Depending on your personality type, your appetite for risk and popular opinion of the people that surround you, your reaction to this statement will either be one of excitement or one of absolute terror.
The future is often described as an insurmountable obstacle racing towards us at a frightening speed.
We are however not as unprepared as we might think, even when we take into account trend predictions made by futurists. Developments over the past decade have already provided us with guidelines and structures to prepare for the future.
All we need now is a shift in mind set.
Disruption as base for vision
When we set the direction for the future we need to have a basic understanding of the innovations that are predicted to disrupt the industries we operate in and rely on.

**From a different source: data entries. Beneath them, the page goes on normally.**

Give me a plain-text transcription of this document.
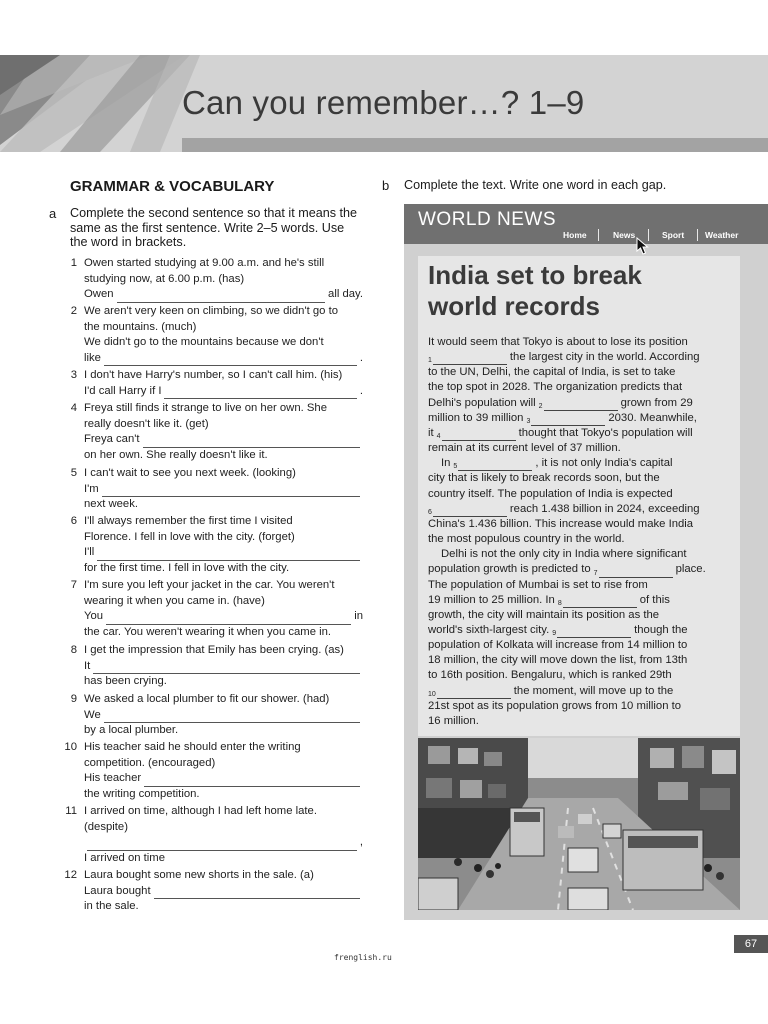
Can you remember…? 1–9
GRAMMAR & VOCABULARY
a Complete the second sentence so that it means the same as the first sentence. Write 2–5 words. Use the word in brackets.
1 Owen started studying at 9.00 a.m. and he's still
studying now, at 6.00 p.m. (has)
Owen	all day.
2 We aren't very keen on climbing, so we didn't go to
the mountains. (much)
We didn't go to the mountains because we don't
like	.
3 I don't have Harry's number, so I can't call him. (his)
I'd call Harry if I	.
4 Freya still finds it strange to live on her own. She
really doesn't like it. (get)
Freya can't
on her own. She really doesn't like it.
5 I can't wait to see you next week. (looking)
I'm
next week.
6 I'll always remember the first time I visited
Florence. I fell in love with the city. (forget)
I'll
for the first time. I fell in love with the city.
7 I'm sure you left your jacket in the car. You weren't
wearing it when you came in. (have)
You	in
the car. You weren't wearing it when you came in.
8 I get the impression that Emily has been crying. (as)
It
has been crying.
9 We asked a local plumber to fit our shower. (had)
We
by a local plumber.
10 His teacher said he should enter the writing
competition. (encouraged)
His teacher
the writing competition.
11 I arrived on time, although I had left home late.
(despite)
,
I arrived on time
12 Laura bought some new shorts in the sale. (a)
Laura bought
in the sale.
b Complete the text. Write one word in each gap.
WORLD NEWS
Home	News	Sport Weather
India set to break
world records
It would seem that Tokyo is about to lose its position
$^1$	the largest city in the world. According
to the UN, Delhi, the capital of India, is set to take
the top spot in 2028. The organization predicts that
Delhi's population will $^2$	grown from 29
million to 39 million $^3$	2030. Meanwhile,
it $^4$	thought that Tokyo's population will
remain at its current level of 37 million.
In $^5$	, it is not only India's capital
city that is likely to break records soon, but the
country itself. The population of India is expected
$^6$	reach 1.438 billion in 2024, exceeding
China's 1.436 billion. This increase would make India
the most populous country in the world.
Delhi is not the only city in India where significant
population growth is predicted to $^7$	place.
The population of Mumbai is set to rise from
19 million to 25 million. In $^8$	of this
growth, the city will maintain its position as the
world's sixth-largest city. $^9$	though the
population of Kolkata will increase from 14 million to
18 million, the city will move down the list, from 13th
to 16th position. Bengaluru, which is ranked 29th
$^{10}$	the moment, will move up to the
21st spot as its population grows from 10 million to
16 million.
67
frenglish.ru
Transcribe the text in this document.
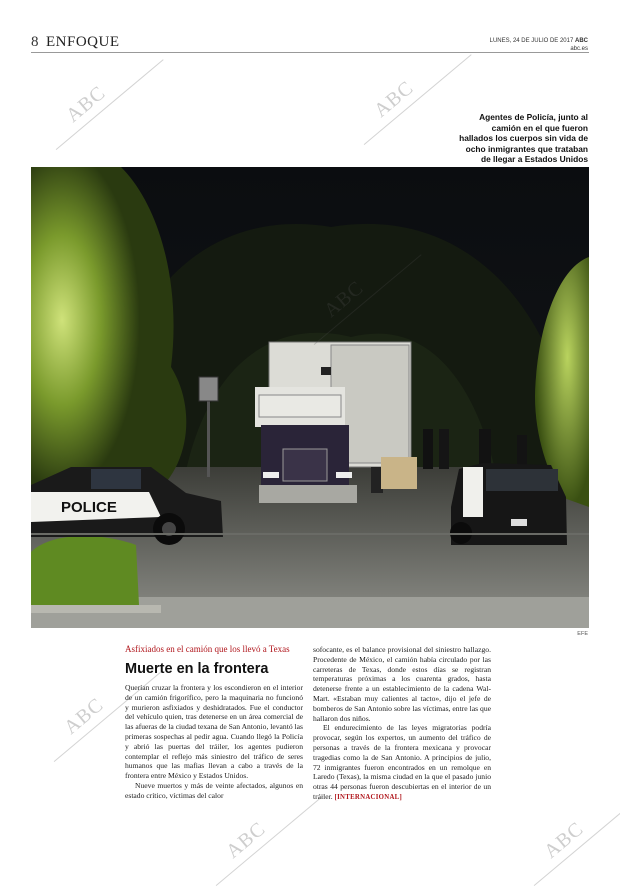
8 ENFOQUE	LUNES, 24 DE JULIO DE 2017 ABC
abc.es
Agentes de Policía, junto al camión en el que fueron hallados los cuerpos sin vida de ocho inmigrantes que trataban de llegar a Estados Unidos
POLICE
EFE
Asfixiados en el camión que los llevó a Texas
Muerte en la frontera

Querían cruzar la frontera y los escondieron en el interior de un camión frigorífico, pero la maquinaria no funcionó y murieron asfixiados y deshidratados. Fue el conductor del vehículo quien, tras detenerse en un área comercial de las afueras de la ciudad texana de San Antonio, levantó las primeras sospechas al pedir agua. Cuando llegó la Policía y abrió las puertas del tráiler, los agentes pudieron contemplar el reflejo más siniestro del tráfico de seres humanos que las mafias llevan a cabo a través de la frontera entre México y Estados Unidos.

Nueve muertos y más de veinte afectados, algunos en estado crítico, víctimas del calor

sofocante, es el balance provisional del siniestro hallazgo. Procedente de México, el camión había circulado por las carreteras de Texas, donde estos días se registran temperaturas próximas a los cuarenta grados, hasta detenerse frente a un establecimiento de la cadena Wal-Mart. «Estaban muy calientes al tacto», dijo el jefe de bomberos de San Antonio sobre las víctimas, entre las que hallaron dos niños.

El endurecimiento de las leyes migratorias podría provocar, según los expertos, un aumento del tráfico de personas a través de la frontera mexicana y provocar tragedias como la de San Antonio. A principios de julio, 72 inmigrantes fueron encontrados en un remolque en Laredo (Texas), la misma ciudad en la que el pasado junio otras 44 personas fueron descubiertas en el interior de un tráiler. [INTERNACIONAL]

ABC	ABC
ABC
ABC
ABC	ABC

With social media enabling the instantaneous sharing of ideas and discoveries, keeping our finger on the pulse of innovation is easier and cheaper than ever. In most instances it is not even necessary to understand the intricate details of all the innovations; a broad awareness will help guide leadership decisions toward setting a direction that is less likely to be surprised by disruption.
An honest look at what our world may be like in the future will enable us to focus on what is necessary to keep fulfilling the purpose of our effort.
We need to have a clear purpose for our efforts combined with a firm understanding of innovations that will have an impact on those efforts.
The purpose of an organisation can no longer be merely self-serving. Society demands that all organisations set a direction for responsible effort in the triple context of profit, people, and planet.
Sustainability as a habit
Sustainability is a term often used interchangeably between the continued existence of an organisation and the environmental impact of a product.
It should however be used as combination of the two and adopt the King IV Report on Good Governance description of “development that meets the needs of the present without compromising the ability of future generations to meet their needs”.
This description refers not only to the responsible use of existing limited natural resources, but also to the investment needed into alternative materials and methods that will reduce the negative environmental impact from decisions made by previous generations.
We need to consider how each decision we make now - as individuals, communities or organisations - will change the quality of life of our children and their children's children.
We must also understand that future generations will not live in the world that we know now. A change from automation by machines programmed by humans to robots that function on their own through artificial intelligence, is merely one of the changes that is no longer a prediction, but already a reality.
Communication as a hard skill
It is therefore necessary to ensure that we do not merely build our awareness of potential disruption, but that we also share it with others and prepare them for it.
Change management programmes and the communication plans that go with them has become a specialised function, but it seems to have little impact where disruption is concerned.
The problem with change management is that it is a linear process, while disruption is known for change that has changed by the time you deal with it.
Effective communication that attempts to prepare teams for disruption is barred by human nature that triggers an automatic resistive response once we're faced with something new and unfamiliar.
We need to distinguish between communicating change and communicating crisis by training our teams to form a habit of seeing disruption as an opportunity, not a threat.
To achieve this we need to stop delegating communication to marketing teams as a support function. We need to retrain our workforces to develop communication capabilities as a core skill, as that is predicted to become our saving grace for when the robots do come.